2026 Southeastern Residency Conference

 
Authors: Seana-Pierre Williams, Jaleesa Myers 
Wellstar Cobb Medical Center, Austell, GA 
 
Purpose: Left ventricular thrombus (LV thrombus) is a complication arising from left ventricular dysfunction, secondary to acute myocardial infarction or nonischemic cardiomyopathies. The current standard of care for the management of LV thrombus involves anticoagulation with warfarin, a vitamin K antagonist (VKA). While large-scale randomized controlled trials comparing the efficacy of direct oral anticoagulants (DOACs) to VKAs in this context are lacking, several retrospective analyses have demonstrated that DOACs may be non-inferior to VKAs with respect to mortality, incidence of stroke, and thrombus resolution. However, controversy remains regarding the off-label use of DOACs for this indication. The primary objective of this study is to evaluate the safety and efficacy of DOACs in comparison to warfarin in patients diagnosed with LV thrombus, and to assess anticoagulant prescribing patterns in the management of LV thrombus within Wellstar Health System.  
 
Methods: This study was a multicenter, retrospective chart review. Patients admitted to Wellstar Health System with a diagnosis of intracardiac thrombus (ICD-10 codes: I51.3 or I23.6), aged 18 years and older, and received either a DOAC (apixaban, rivaroxaban) or VKA (warfarin) for the management of LV thrombus were eligible for inclusion in this study. Data was collected from electronic medical records between January 1, 2023, and January 1, 2025. The target sample size was 100 patients, with 50 patients in each treatment cohort.
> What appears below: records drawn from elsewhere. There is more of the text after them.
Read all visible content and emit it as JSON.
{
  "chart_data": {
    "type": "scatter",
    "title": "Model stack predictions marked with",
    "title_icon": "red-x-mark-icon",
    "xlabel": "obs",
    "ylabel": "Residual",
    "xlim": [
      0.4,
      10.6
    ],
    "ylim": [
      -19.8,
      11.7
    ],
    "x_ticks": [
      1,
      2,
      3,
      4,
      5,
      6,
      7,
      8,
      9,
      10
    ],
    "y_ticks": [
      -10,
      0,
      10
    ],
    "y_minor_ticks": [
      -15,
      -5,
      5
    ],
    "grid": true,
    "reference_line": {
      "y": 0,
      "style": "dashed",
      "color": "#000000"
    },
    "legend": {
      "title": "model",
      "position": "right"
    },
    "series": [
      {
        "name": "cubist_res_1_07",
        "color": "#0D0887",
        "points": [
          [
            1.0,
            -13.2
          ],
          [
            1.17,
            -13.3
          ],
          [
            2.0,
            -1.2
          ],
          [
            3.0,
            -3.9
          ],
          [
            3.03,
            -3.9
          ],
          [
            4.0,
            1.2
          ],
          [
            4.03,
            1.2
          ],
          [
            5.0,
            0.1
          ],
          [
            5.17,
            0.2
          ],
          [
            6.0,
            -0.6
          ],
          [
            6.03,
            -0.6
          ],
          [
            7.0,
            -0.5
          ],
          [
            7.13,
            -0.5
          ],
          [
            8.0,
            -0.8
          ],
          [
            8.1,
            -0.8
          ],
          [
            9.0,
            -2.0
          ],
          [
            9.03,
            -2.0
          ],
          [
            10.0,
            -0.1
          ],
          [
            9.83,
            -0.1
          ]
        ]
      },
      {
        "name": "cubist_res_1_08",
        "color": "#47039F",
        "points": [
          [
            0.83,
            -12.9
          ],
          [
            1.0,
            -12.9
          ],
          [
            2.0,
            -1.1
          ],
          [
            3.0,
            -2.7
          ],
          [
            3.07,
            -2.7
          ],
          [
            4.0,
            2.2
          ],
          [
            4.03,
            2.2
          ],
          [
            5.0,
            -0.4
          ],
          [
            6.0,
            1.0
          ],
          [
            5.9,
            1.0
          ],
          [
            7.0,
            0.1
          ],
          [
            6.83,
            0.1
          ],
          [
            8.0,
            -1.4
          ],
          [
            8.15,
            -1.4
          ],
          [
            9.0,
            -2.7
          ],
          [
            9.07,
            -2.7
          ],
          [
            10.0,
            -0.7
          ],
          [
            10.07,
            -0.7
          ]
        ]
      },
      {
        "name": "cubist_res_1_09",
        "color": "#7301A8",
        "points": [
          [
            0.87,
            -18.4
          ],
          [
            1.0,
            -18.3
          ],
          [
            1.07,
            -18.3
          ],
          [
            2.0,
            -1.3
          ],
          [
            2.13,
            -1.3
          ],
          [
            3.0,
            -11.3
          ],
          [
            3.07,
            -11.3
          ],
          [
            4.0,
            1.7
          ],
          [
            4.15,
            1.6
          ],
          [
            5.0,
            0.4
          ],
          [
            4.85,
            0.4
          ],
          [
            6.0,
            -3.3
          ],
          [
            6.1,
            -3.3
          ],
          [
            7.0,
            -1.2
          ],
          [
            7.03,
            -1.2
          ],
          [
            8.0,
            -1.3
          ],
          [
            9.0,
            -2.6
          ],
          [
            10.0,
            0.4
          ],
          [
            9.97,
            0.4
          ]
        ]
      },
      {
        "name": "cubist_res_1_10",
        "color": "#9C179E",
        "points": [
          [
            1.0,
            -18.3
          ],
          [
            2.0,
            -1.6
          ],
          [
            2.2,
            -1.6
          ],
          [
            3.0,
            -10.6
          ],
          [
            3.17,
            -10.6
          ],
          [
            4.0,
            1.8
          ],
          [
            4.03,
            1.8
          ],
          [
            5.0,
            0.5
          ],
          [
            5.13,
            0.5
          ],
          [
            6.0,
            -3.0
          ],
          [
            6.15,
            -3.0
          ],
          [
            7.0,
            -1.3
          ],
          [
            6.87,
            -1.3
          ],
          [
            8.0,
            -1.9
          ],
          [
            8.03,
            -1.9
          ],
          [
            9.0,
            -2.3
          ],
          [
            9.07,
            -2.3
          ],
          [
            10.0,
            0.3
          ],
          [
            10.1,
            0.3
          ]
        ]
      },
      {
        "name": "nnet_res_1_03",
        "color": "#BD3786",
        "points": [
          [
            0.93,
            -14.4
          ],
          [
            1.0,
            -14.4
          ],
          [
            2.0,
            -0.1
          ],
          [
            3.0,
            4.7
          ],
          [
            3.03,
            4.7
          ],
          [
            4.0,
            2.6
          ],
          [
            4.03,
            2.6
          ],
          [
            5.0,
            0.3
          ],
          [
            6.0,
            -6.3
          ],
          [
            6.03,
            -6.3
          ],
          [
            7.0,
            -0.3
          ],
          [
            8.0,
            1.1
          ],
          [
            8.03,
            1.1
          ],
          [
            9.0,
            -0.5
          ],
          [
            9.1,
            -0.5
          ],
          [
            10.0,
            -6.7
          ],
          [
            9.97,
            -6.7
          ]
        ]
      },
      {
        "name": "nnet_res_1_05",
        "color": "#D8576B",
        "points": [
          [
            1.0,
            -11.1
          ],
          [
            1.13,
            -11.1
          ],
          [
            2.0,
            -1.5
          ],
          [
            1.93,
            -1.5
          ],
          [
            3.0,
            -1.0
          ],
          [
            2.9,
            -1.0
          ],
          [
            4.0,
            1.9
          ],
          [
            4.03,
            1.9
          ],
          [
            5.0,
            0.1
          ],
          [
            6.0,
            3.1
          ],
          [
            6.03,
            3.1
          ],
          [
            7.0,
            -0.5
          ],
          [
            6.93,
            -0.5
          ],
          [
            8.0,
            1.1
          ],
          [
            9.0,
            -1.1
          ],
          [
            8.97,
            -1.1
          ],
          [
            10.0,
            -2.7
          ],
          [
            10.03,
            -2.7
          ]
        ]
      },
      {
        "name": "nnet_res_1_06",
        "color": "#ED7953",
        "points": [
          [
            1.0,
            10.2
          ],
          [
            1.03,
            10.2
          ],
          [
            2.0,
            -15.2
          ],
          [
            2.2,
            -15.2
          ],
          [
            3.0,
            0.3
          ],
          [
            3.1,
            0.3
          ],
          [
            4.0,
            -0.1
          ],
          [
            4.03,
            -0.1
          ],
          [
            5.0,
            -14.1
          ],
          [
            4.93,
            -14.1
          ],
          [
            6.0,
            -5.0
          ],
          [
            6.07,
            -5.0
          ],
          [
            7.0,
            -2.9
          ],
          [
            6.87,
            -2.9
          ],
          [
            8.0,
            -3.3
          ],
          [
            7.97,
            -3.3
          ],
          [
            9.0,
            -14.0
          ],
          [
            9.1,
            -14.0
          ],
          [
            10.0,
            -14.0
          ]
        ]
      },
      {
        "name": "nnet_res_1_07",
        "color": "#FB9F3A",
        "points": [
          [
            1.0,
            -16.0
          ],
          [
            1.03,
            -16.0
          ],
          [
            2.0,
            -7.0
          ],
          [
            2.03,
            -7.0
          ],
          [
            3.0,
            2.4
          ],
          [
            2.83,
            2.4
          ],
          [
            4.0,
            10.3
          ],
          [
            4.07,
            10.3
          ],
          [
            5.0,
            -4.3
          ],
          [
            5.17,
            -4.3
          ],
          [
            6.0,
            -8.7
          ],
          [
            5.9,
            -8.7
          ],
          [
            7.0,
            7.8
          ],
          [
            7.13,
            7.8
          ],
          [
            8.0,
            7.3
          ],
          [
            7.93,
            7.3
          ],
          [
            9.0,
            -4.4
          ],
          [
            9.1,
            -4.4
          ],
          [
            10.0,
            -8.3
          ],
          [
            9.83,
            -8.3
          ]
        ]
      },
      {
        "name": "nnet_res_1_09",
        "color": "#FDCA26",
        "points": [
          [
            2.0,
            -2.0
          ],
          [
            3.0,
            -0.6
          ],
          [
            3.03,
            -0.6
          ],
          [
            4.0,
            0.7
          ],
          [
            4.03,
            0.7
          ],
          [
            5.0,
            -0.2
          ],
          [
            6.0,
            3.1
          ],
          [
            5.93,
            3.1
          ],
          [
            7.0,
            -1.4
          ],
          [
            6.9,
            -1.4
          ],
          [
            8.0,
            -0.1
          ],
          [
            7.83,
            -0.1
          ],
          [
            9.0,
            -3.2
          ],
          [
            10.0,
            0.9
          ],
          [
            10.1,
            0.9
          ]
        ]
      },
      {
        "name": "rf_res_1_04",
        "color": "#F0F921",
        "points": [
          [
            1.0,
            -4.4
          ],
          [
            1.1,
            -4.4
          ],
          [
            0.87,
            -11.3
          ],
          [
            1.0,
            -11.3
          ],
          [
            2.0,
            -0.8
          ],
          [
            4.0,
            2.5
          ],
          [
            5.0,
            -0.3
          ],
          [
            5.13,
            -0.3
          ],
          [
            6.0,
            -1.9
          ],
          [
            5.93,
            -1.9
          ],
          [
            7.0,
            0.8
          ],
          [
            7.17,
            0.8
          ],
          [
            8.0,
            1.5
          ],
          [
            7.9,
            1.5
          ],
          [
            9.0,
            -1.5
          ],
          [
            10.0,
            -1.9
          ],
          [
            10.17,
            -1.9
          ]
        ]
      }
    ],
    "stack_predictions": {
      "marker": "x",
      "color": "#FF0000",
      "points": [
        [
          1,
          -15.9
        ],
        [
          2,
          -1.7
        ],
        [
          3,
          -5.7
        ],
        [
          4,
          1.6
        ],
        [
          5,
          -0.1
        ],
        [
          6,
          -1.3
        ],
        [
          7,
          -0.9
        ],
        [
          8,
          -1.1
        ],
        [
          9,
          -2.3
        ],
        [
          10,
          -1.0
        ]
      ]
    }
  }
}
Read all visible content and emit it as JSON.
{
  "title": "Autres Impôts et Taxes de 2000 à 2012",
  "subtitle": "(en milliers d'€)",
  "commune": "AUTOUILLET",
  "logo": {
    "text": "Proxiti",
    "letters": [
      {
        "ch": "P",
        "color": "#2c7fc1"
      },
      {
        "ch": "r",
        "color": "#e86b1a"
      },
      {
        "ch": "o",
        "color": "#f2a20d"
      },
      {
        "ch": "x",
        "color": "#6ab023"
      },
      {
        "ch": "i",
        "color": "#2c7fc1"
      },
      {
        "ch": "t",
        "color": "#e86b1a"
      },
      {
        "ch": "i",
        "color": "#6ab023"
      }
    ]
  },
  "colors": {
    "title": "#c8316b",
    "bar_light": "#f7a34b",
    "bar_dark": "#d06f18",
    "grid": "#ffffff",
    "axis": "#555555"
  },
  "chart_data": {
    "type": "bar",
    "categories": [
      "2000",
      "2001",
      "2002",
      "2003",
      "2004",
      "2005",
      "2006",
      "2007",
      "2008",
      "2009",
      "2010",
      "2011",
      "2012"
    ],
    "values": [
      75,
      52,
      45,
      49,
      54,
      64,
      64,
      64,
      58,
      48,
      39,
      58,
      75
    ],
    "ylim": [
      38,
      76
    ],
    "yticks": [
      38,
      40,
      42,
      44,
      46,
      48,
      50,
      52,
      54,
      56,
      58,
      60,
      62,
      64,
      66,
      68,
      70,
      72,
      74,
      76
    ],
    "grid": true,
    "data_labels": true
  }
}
Data was collected on the first 100 patients to meet the inclusion criteria within the specified time frame. The primary outcome of this study is the incidence of thromboembolic events, defined as recurrent left ventricular thrombus, stroke, or systemic embolism occurring within 90 days of treatment initiation. Secondary outcomes include left ventricular thrombus resolution within 90 days, hospital length of stay, incidence of bleeding events requiring blood transfusion within 90 days, and 30-day hospital readmission rates. 
 
Results: A total of 100 patients diagnosed with LV thrombus were included in this study. Fifty patients received warfarin and 50 received a DOAC. Of the patients prescribed a DOAC, 5 received rivaroxaban and 45 received apixaban. There was no statistically significant difference in the composite outcome of the incidence of thromboembolic events within 90 days between the warfarin and DOAC groups. There were no statistically significant differences between the warfarin and DOAC groups when comparing the rate of stroke (0% vs. 0%) and systemic embolism (2% vs. 4%). No recurrent LV thrombus within 90 days of treatment initiation were noted in either treatment groups. There were no bleeding events requiring blood transfusions within 90 days. The median length of hospital stay was 10 days (IQR 7–17) in the warfarin group versus 9 days (IQR 4–13) in the DOAC group with no statistically significant difference between groups. Thirty-day hospital readmission rates did not differ significantly between the groups.  
 
Conclusion: Based on the results of this study, DOACs may be as safe and efficacious as warfarin for the management of LV thrombus. This data underscores the importance of further large-scale, randomized controlled clinical trials to inform treatment decisions. Currently, the choice between warfarin and DOACs is informed by limited comparative data. However, both pharmacologic treatment options are used in clinical practice.